I might add that this gets at one of the big problems with the Supreme Court's involvement in the 2000 election. The Court ruled UNANIMOUSLY in the first case that went up that the Florida Supreme Court had to apply the Florida statutes and couldn't apply any judicial interpretation doctrines. How do you do that? Statutes aren't clear. Interpretation doctrines exist to resolve ambiguities. Unless one believes courts don't have the last word (and then, who does?), you can't just say "judges can't do it, only the legislature can". About anything.
 

The ambiguity of statutes and constitutions tends to be vastly exaggerated by people who don't like what they say.
 

The ambiguity of statutes and constitutions tends to be vastly exaggerated by people who don't like what they say.
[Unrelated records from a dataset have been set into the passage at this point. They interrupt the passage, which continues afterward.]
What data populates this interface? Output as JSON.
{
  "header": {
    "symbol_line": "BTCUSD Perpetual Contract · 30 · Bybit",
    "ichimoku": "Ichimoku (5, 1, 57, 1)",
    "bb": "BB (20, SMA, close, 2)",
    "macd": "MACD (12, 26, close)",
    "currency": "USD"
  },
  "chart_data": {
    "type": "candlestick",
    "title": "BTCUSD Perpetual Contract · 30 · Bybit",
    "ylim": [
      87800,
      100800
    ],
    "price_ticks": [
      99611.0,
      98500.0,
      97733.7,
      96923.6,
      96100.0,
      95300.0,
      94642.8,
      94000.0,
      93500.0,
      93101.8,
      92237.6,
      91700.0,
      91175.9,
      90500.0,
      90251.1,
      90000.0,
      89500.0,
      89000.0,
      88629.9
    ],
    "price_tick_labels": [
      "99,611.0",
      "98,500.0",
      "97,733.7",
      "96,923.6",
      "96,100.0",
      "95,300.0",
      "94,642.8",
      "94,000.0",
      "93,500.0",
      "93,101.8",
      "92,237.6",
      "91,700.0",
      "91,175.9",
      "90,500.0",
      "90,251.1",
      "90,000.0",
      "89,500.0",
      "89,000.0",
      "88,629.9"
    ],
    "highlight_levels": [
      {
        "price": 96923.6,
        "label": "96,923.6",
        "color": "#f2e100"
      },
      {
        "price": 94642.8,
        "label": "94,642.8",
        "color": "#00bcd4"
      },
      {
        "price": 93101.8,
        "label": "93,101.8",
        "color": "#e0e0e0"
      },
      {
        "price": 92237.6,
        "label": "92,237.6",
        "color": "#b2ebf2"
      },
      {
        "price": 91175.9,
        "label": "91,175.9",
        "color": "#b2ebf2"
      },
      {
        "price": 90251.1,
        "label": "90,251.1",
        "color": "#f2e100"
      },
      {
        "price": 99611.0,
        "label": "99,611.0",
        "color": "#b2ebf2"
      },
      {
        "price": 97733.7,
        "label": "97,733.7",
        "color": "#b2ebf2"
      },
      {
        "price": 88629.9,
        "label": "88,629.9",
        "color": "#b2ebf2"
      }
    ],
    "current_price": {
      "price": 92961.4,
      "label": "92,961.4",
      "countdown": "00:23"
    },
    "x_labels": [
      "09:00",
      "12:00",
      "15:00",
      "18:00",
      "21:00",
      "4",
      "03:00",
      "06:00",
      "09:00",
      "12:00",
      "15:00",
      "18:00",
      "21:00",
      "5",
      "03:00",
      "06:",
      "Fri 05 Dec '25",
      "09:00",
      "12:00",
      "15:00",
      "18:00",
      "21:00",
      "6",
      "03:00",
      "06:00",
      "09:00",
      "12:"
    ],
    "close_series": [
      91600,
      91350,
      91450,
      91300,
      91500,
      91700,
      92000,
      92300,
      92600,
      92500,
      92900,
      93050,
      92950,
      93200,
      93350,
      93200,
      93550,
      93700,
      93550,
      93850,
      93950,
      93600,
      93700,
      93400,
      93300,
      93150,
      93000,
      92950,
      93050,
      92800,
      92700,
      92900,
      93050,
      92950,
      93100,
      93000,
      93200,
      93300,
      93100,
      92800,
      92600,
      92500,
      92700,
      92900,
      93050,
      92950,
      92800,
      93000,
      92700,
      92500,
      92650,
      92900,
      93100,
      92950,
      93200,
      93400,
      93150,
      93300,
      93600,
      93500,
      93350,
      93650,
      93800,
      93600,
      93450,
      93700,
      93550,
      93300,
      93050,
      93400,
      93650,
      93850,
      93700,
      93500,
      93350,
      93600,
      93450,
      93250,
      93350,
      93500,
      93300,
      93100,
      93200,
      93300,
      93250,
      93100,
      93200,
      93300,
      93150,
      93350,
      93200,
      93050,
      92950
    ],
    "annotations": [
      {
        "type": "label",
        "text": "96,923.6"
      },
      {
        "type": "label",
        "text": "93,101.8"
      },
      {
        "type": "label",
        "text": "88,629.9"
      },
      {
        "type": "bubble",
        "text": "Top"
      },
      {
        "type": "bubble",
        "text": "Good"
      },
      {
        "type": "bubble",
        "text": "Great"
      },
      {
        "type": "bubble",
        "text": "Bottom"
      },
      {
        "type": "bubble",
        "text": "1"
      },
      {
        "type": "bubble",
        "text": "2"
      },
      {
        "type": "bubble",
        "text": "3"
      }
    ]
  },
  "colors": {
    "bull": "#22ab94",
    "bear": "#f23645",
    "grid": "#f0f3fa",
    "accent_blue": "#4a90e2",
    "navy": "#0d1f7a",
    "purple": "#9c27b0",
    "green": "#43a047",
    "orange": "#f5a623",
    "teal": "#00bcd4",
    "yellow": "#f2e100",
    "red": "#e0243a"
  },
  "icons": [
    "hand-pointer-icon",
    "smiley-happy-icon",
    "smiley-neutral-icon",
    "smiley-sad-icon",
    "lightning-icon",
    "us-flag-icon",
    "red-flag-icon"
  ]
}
That's not completely untrue. For instance, conservatives on the Supreme Court have made the Eleventh Amendment-- which has a pretty plain meaning (non-residents can't sue a state government)-- mean something completely different than what it says (RESIDENTS can't sue a state government).

But it's also a lot less true than you think it is. The main constitutional controversies involve provisions of the Constitution that are VERY vague-- due process, equal protection, freedom of speech-- and which require reference to many canons of interpretation and construction. By saying this I am NOT saying that conservative critiques of liberal decisions are necessarily wrong-- some of them I agree with-- but simply that it's very hard to really talk about unambiguous texts when one is dealing with many of the important and controversial constitutional issues of the day.